Gold loan non-banking financial companies (NBFCs), also known as gold loan companies, have doubled their market share relative to banks in five years in the Rs. 150,000-crore Indian gold loan market with aggressive pricing and rapid expansion.
Share of these companies in the gold loan market has risen to 27% at the end of March 2012 from 13% at March-end 2008. Whereas, banks’ market share has declined to 72% at the end of March this year from 87% at the end of March 2008.
“Gold loan companies scored over banks on higher rate per gram and launching variety of products meeting needs of customers,” said Padma kumar, executive director, Muthoot Finance.

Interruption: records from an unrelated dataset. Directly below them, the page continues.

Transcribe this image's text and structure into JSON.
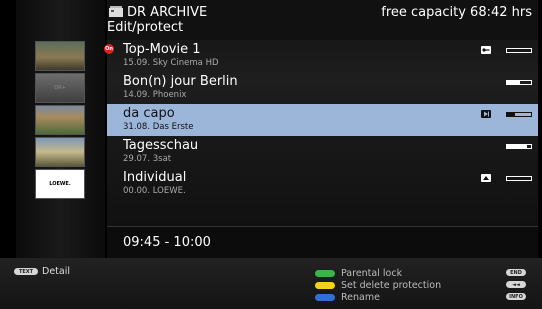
{
  "header": {
    "title": "DR ARCHIVE",
    "subtitle": "Edit/protect",
    "capacity": "free capacity 68:42 hrs"
  },
  "thumbnails": [
    {
      "label": ""
    },
    {
      "label": "DR+"
    },
    {
      "label": ""
    },
    {
      "label": ""
    },
    {
      "label": "LOEWE."
    }
  ],
  "recordings": [
    {
      "title": "Top-Movie 1",
      "meta": "15.09.  Sky Cinema HD",
      "badge": "On",
      "status_icon": "key-icon",
      "progress": 0.0,
      "selected": false
    },
    {
      "title": "Bon(n) jour Berlin",
      "meta": "14.09.  Phoenix",
      "status_icon": "",
      "progress": 0.55,
      "selected": false
    },
    {
      "title": "da capo",
      "meta": "31.08.  Das Erste",
      "status_icon": "play-icon",
      "progress": 0.35,
      "selected": true
    },
    {
      "title": "Tagesschau",
      "meta": "29.07.  3sat",
      "status_icon": "",
      "progress": 0.85,
      "selected": false
    },
    {
      "title": "Individual",
      "meta": "00.00.  LOEWE.",
      "status_icon": "protect-icon",
      "progress": 0.0,
      "selected": false
    }
  ],
  "time_range": "09:45 - 10:00",
  "footer": {
    "detail_key": "TEXT",
    "detail_label": "Detail",
    "actions": [
      {
        "label": "Parental lock",
        "color": "#39b54a"
      },
      {
        "label": "Set delete protection",
        "color": "#f2d21b"
      },
      {
        "label": "Rename",
        "color": "#2f6fd6"
      }
    ],
    "right_keys": [
      "END",
      "◄◄",
      "INFO"
    ]
  },
  "colors": {
    "selection": "#9cb6da",
    "onair_badge": "#e02020"
  }
}
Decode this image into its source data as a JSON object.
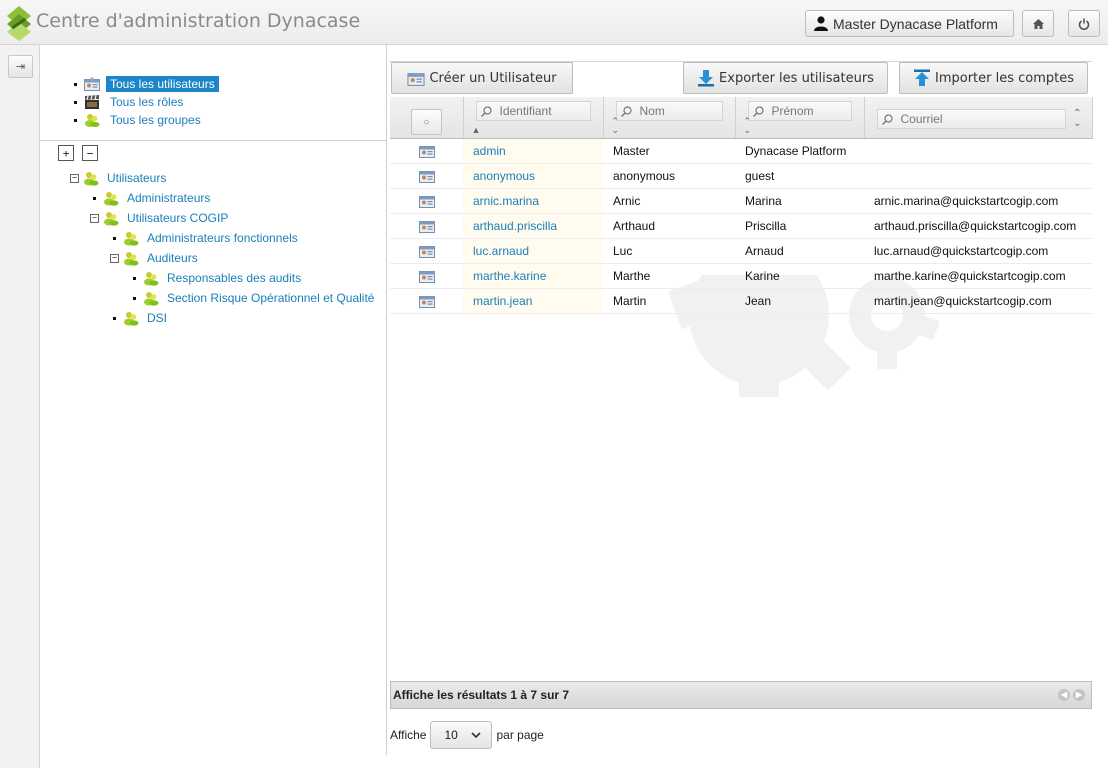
{
  "header": {
    "title": "Centre d'administration Dynacase",
    "user_label": "Master Dynacase Platform",
    "home_icon": "home-icon",
    "power_icon": "power-icon"
  },
  "rail": {
    "toggle_icon": "expand-panel-icon",
    "toggle_glyph": "⇥"
  },
  "quick_links": [
    {
      "label": "Tous les utilisateurs",
      "icon": "user-card-icon",
      "selected": true
    },
    {
      "label": "Tous les rôles",
      "icon": "clapperboard-icon",
      "selected": false
    },
    {
      "label": "Tous les groupes",
      "icon": "group-icon",
      "selected": false
    }
  ],
  "tree_tools": {
    "expand_all": "+",
    "collapse_all": "−"
  },
  "tree": [
    {
      "label": "Utilisateurs",
      "toggle": "−"
    },
    {
      "label": "Administrateurs"
    },
    {
      "label": "Utilisateurs COGIP",
      "toggle": "−"
    },
    {
      "label": "Administrateurs fonctionnels"
    },
    {
      "label": "Auditeurs",
      "toggle": "−"
    },
    {
      "label": "Responsables des audits"
    },
    {
      "label": "Section Risque Opérationnel et Qualité"
    },
    {
      "label": "DSI"
    }
  ],
  "actions": {
    "create": "Créer un Utilisateur",
    "export": "Exporter les utilisateurs",
    "import": "Importer les comptes"
  },
  "columns": {
    "select_all": "○",
    "login": "Identifiant",
    "lastname": "Nom",
    "firstname": "Prénom",
    "email": "Courriel"
  },
  "rows": [
    {
      "login": "admin",
      "lastname": "Master",
      "firstname": "Dynacase Platform",
      "email": ""
    },
    {
      "login": "anonymous",
      "lastname": "anonymous",
      "firstname": "guest",
      "email": ""
    },
    {
      "login": "arnic.marina",
      "lastname": "Arnic",
      "firstname": "Marina",
      "email": "arnic.marina@quickstartcogip.com"
    },
    {
      "login": "arthaud.priscilla",
      "lastname": "Arthaud",
      "firstname": "Priscilla",
      "email": "arthaud.priscilla@quickstartcogip.com"
    },
    {
      "login": "luc.arnaud",
      "lastname": "Luc",
      "firstname": "Arnaud",
      "email": "luc.arnaud@quickstartcogip.com"
    },
    {
      "login": "marthe.karine",
      "lastname": "Marthe",
      "firstname": "Karine",
      "email": "marthe.karine@quickstartcogip.com"
    },
    {
      "login": "martin.jean",
      "lastname": "Martin",
      "firstname": "Jean",
      "email": "martin.jean@quickstartcogip.com"
    }
  ],
  "footer": {
    "results": "Affiche les résultats 1 à 7 sur 7",
    "show_label": "Affiche",
    "page_size": "10",
    "per_page_label": "par page"
  },
  "colors": {
    "link": "#1a7fbb",
    "selected_bg": "#1c86c9",
    "login_cell_bg": "#fffcef"
  }
}
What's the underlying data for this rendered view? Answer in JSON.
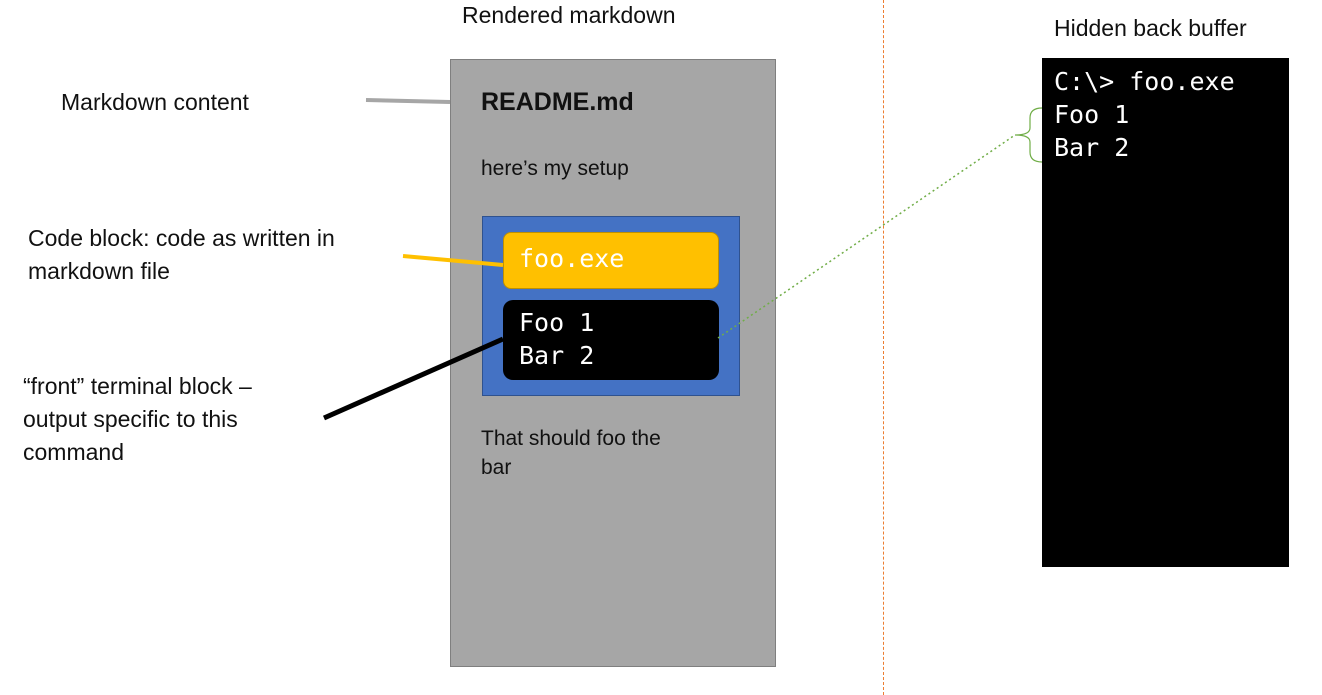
{
  "headings": {
    "rendered": "Rendered markdown",
    "hidden": "Hidden back buffer"
  },
  "annotations": {
    "markdown_content": "Markdown content",
    "code_block_line1": "Code block: code as written in",
    "code_block_line2": "markdown file",
    "front_terminal_line1": "“front” terminal block –",
    "front_terminal_line2": "output specific to this",
    "front_terminal_line3": "command"
  },
  "markdown": {
    "title": "README.md",
    "intro": "here’s my setup",
    "code": "foo.exe",
    "output_lines": [
      "Foo 1",
      "Bar 2"
    ],
    "after_line1": "That should foo the",
    "after_line2": "bar"
  },
  "back_buffer": {
    "lines": [
      "C:\\> foo.exe",
      "Foo 1",
      "Bar 2"
    ]
  },
  "colors": {
    "panel_gray": "#a6a6a6",
    "code_container_blue": "#4472c4",
    "code_block_yellow": "#ffc000",
    "terminal_black": "#000000",
    "divider_orange": "#ed7d31",
    "connector_green": "#70ad47"
  }
}
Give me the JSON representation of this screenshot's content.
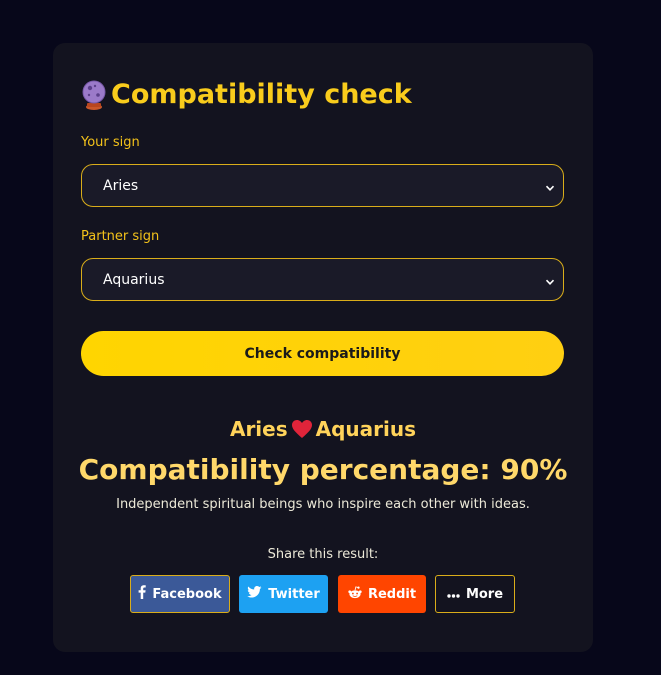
{
  "card": {
    "title": "Compatibility check",
    "title_icon": "crystal-ball-icon",
    "your_sign_label": "Your sign",
    "your_sign_value": "Aries",
    "partner_sign_label": "Partner sign",
    "partner_sign_value": "Aquarius",
    "check_button": "Check compatibility"
  },
  "result": {
    "sign_a": "Aries",
    "sign_b": "Aquarius",
    "heart_icon": "heart-icon",
    "percentage_text": "Compatibility percentage: 90%",
    "percentage": 90,
    "description": "Independent spiritual beings who inspire each other with ideas."
  },
  "share": {
    "label": "Share this result:",
    "buttons": [
      {
        "label": "Facebook",
        "icon": "facebook-icon"
      },
      {
        "label": "Twitter",
        "icon": "twitter-icon"
      },
      {
        "label": "Reddit",
        "icon": "reddit-icon"
      },
      {
        "label": "More",
        "icon": "more-dots-icon"
      }
    ]
  },
  "colors": {
    "background": "#07071a",
    "card": "#13131f",
    "accent": "#f9cc1c",
    "facebook": "#3b5998",
    "twitter": "#1da1f2",
    "reddit": "#ff4500"
  }
}
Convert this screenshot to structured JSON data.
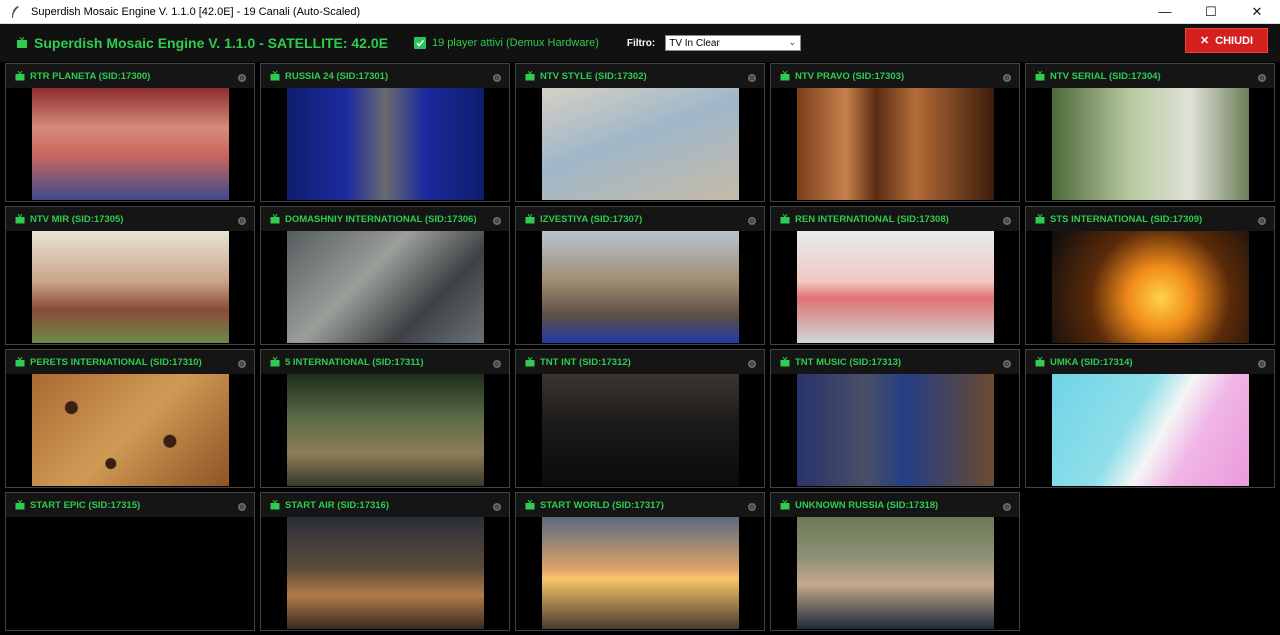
{
  "window": {
    "title": "Superdish Mosaic Engine V. 1.1.0 [42.0E] - 19 Canali (Auto-Scaled)",
    "minimize": "—",
    "maximize": "☐",
    "close": "✕"
  },
  "toolbar": {
    "brand": "Superdish Mosaic Engine V. 1.1.0 - SATELLITE: 42.0E",
    "players": "19 player attivi (Demux Hardware)",
    "filter_label": "Filtro:",
    "filter_value": "TV In Clear",
    "close_label": "CHIUDI"
  },
  "colors": {
    "accent_green": "#2ecc50",
    "close_red": "#d52020"
  },
  "channels": [
    {
      "label": "RTR PLANETA (SID:17300)",
      "scene": "studio"
    },
    {
      "label": "RUSSIA 24 (SID:17301)",
      "scene": "news"
    },
    {
      "label": "NTV STYLE (SID:17302)",
      "scene": "interior"
    },
    {
      "label": "NTV PRAVO (SID:17303)",
      "scene": "bars"
    },
    {
      "label": "NTV SERIAL (SID:17304)",
      "scene": "drama"
    },
    {
      "label": "NTV MIR (SID:17305)",
      "scene": "cooking"
    },
    {
      "label": "DOMASHNIY INTERNATIONAL (SID:17306)",
      "scene": "office"
    },
    {
      "label": "IZVESTIYA (SID:17307)",
      "scene": "city"
    },
    {
      "label": "REN INTERNATIONAL (SID:17308)",
      "scene": "food"
    },
    {
      "label": "STS INTERNATIONAL (SID:17309)",
      "scene": "fire"
    },
    {
      "label": "PERETS INTERNATIONAL (SID:17310)",
      "scene": "leopard"
    },
    {
      "label": "5 INTERNATIONAL (SID:17311)",
      "scene": "forest"
    },
    {
      "label": "TNT INT (SID:17312)",
      "scene": "dark"
    },
    {
      "label": "TNT MUSIC (SID:17313)",
      "scene": "shop"
    },
    {
      "label": "UMKA (SID:17314)",
      "scene": "cartoon"
    },
    {
      "label": "START EPIC (SID:17315)",
      "scene": "black"
    },
    {
      "label": "START AIR (SID:17316)",
      "scene": "bar"
    },
    {
      "label": "START WORLD (SID:17317)",
      "scene": "sunset"
    },
    {
      "label": "UNKNOWN RUSSIA (SID:17318)",
      "scene": "portrait"
    }
  ]
}
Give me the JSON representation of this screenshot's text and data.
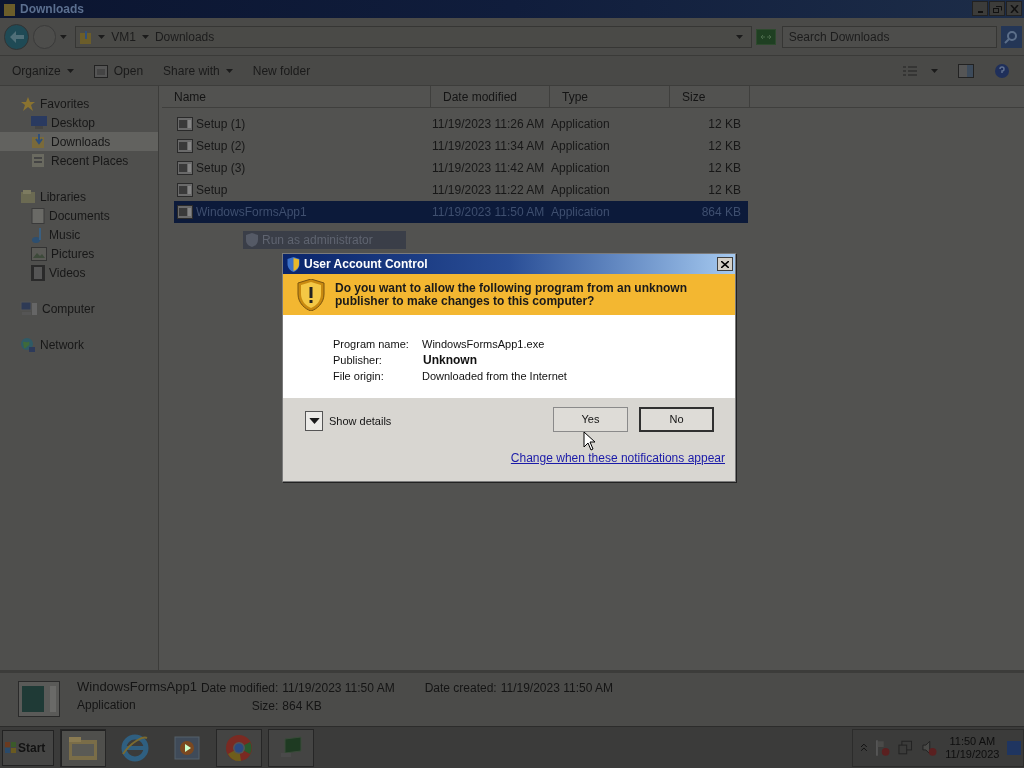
{
  "window": {
    "title": "Downloads"
  },
  "address": {
    "crumbs": [
      "VM1",
      "Downloads"
    ],
    "search_placeholder": "Search Downloads"
  },
  "toolbar": [
    {
      "label": "Organize",
      "kind": "menu"
    },
    {
      "label": "Open",
      "kind": "icon"
    },
    {
      "label": "Share with",
      "kind": "menu"
    },
    {
      "label": "New folder",
      "kind": "plain"
    }
  ],
  "sidebar": [
    {
      "label": "Favorites",
      "children": [
        {
          "label": "Desktop",
          "selected": false
        },
        {
          "label": "Downloads",
          "selected": true
        },
        {
          "label": "Recent Places",
          "selected": false
        }
      ]
    },
    {
      "label": "Libraries",
      "children": [
        {
          "label": "Documents",
          "selected": false
        },
        {
          "label": "Music",
          "selected": false
        },
        {
          "label": "Pictures",
          "selected": false
        },
        {
          "label": "Videos",
          "selected": false
        }
      ]
    },
    {
      "label": "Computer"
    },
    {
      "label": "Network"
    }
  ],
  "table": {
    "columns": [
      "Name",
      "Date modified",
      "Type",
      "Size"
    ],
    "rows": [
      {
        "name": "Setup (1)",
        "date": "11/19/2023 11:26 AM",
        "type": "Application",
        "size": "12 KB",
        "selected": false
      },
      {
        "name": "Setup (2)",
        "date": "11/19/2023 11:34 AM",
        "type": "Application",
        "size": "12 KB",
        "selected": false
      },
      {
        "name": "Setup (3)",
        "date": "11/19/2023 11:42 AM",
        "type": "Application",
        "size": "12 KB",
        "selected": false
      },
      {
        "name": "Setup",
        "date": "11/19/2023 11:22 AM",
        "type": "Application",
        "size": "12 KB",
        "selected": false
      },
      {
        "name": "WindowsFormsApp1",
        "date": "11/19/2023 11:50 AM",
        "type": "Application",
        "size": "864 KB",
        "selected": true
      }
    ]
  },
  "context_item": "Run as administrator",
  "dialog": {
    "title": "User Account Control",
    "question": "Do you want to allow the following program from an unknown publisher to make changes to this computer?",
    "fields": [
      {
        "label": "Program name:",
        "value": "WindowsFormsApp1.exe",
        "emphasis": false
      },
      {
        "label": "Publisher:",
        "value": "Unknown",
        "emphasis": true
      },
      {
        "label": "File origin:",
        "value": "Downloaded from the Internet",
        "emphasis": false
      }
    ],
    "details_toggle": "Show details",
    "buttons": [
      {
        "label": "Yes",
        "default": false
      },
      {
        "label": "No",
        "default": true
      }
    ],
    "link": "Change when these notifications appear"
  },
  "details_pane": {
    "name": "WindowsFormsApp1",
    "kind": "Application",
    "properties": [
      {
        "label": "Date modified:",
        "value": "11/19/2023 11:50 AM"
      },
      {
        "label": "Date created:",
        "value": "11/19/2023 11:50 AM"
      },
      {
        "label": "Size:",
        "value": "864 KB"
      }
    ]
  },
  "taskbar": {
    "start": "Start",
    "apps": [
      {
        "running": true,
        "active": true
      },
      {
        "running": false,
        "active": false
      },
      {
        "running": false,
        "active": false
      },
      {
        "running": true,
        "active": false
      },
      {
        "running": true,
        "active": false
      }
    ],
    "time": "11:50 AM",
    "date": "11/19/2023"
  }
}
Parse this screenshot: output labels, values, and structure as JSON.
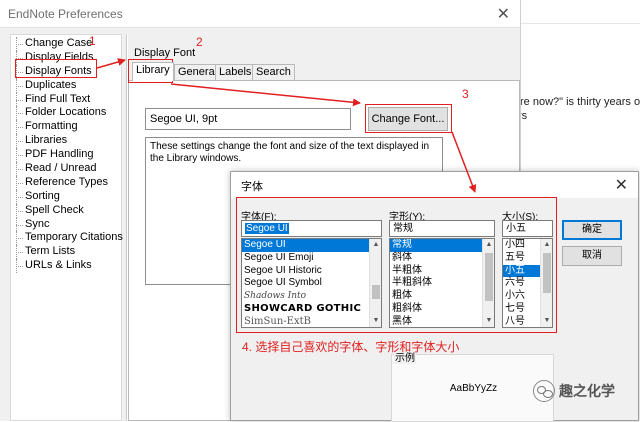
{
  "window": {
    "title": "EndNote Preferences",
    "close_glyph": "✕"
  },
  "background_app": {
    "lines": [
      "re now?\" is thirty years old. A",
      "rs"
    ]
  },
  "nav": {
    "items": [
      "Change Case",
      "Display Fields",
      "Display Fonts",
      "Duplicates",
      "Find Full Text",
      "Folder Locations",
      "Formatting",
      "Libraries",
      "PDF Handling",
      "Read / Unread",
      "Reference Types",
      "Sorting",
      "Spell Check",
      "Sync",
      "Temporary Citations",
      "Term Lists",
      "URLs & Links"
    ],
    "active": "Display Fonts"
  },
  "pane": {
    "title": "Display Font",
    "tabs": [
      "Library",
      "General",
      "Labels",
      "Search"
    ],
    "active_tab": "Library",
    "current_font": "Segoe UI, 9pt",
    "change_font_label": "Change Font...",
    "description": "These settings change the font and size of the text displayed in the Library windows."
  },
  "annotations": {
    "n1": "1",
    "n2": "2",
    "n3": "3",
    "step4": "4. 选择自己喜欢的字体、字形和字体大小",
    "color": "#e02020"
  },
  "font_dialog": {
    "title": "字体",
    "close_glyph": "✕",
    "font_label": "字体(F):",
    "font_value": "Segoe UI",
    "font_list": [
      "Segoe UI",
      "Segoe UI Emoji",
      "Segoe UI Historic",
      "Segoe UI Symbol",
      "Shadows Into",
      "SHOWCARD GOTHIC",
      "SimSun-ExtB"
    ],
    "font_selected": "Segoe UI",
    "style_label": "字形(Y):",
    "style_value": "常规",
    "style_list": [
      "常规",
      "斜体",
      "半粗体",
      "半粗斜体",
      "粗体",
      "粗斜体",
      "黑体"
    ],
    "style_selected": "常规",
    "size_label": "大小(S):",
    "size_value": "小五",
    "size_list": [
      "小四",
      "五号",
      "小五",
      "六号",
      "小六",
      "七号",
      "八号"
    ],
    "size_selected": "小五",
    "ok_label": "确定",
    "cancel_label": "取消",
    "sample_label": "示例",
    "sample_text": "AaBbYyZz"
  },
  "watermark": {
    "text": "趣之化学"
  }
}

Gold loan companies were enjoying higher loan-to-value (LTV) ratio of up to 90%, which means they were giving up to 90% of the gold value as loan while banks were not even giving more than 75% of the gold value as loan. Concerned about the rapid growth of gold loan companies in recent years, RBI in March 2012, had put a cap of 60% on the LTV ratio for such firms.
“Gold loan is not the core business of banks, it is one of the products offered. While, for gold loan companies it is a core business,” said a senior bank official of public sector bank.
Rural gold financiers plays a crucial role as rural India accounts for about 65% of the total yellow metal stock in the country.
“Gold loan companies were also growing fast because of their reach in rural areas, where banks presence was relatively low,” said Kumar. “Also, banks were offering plain vanilla products while we created a variety to meet the customers’ requirements.”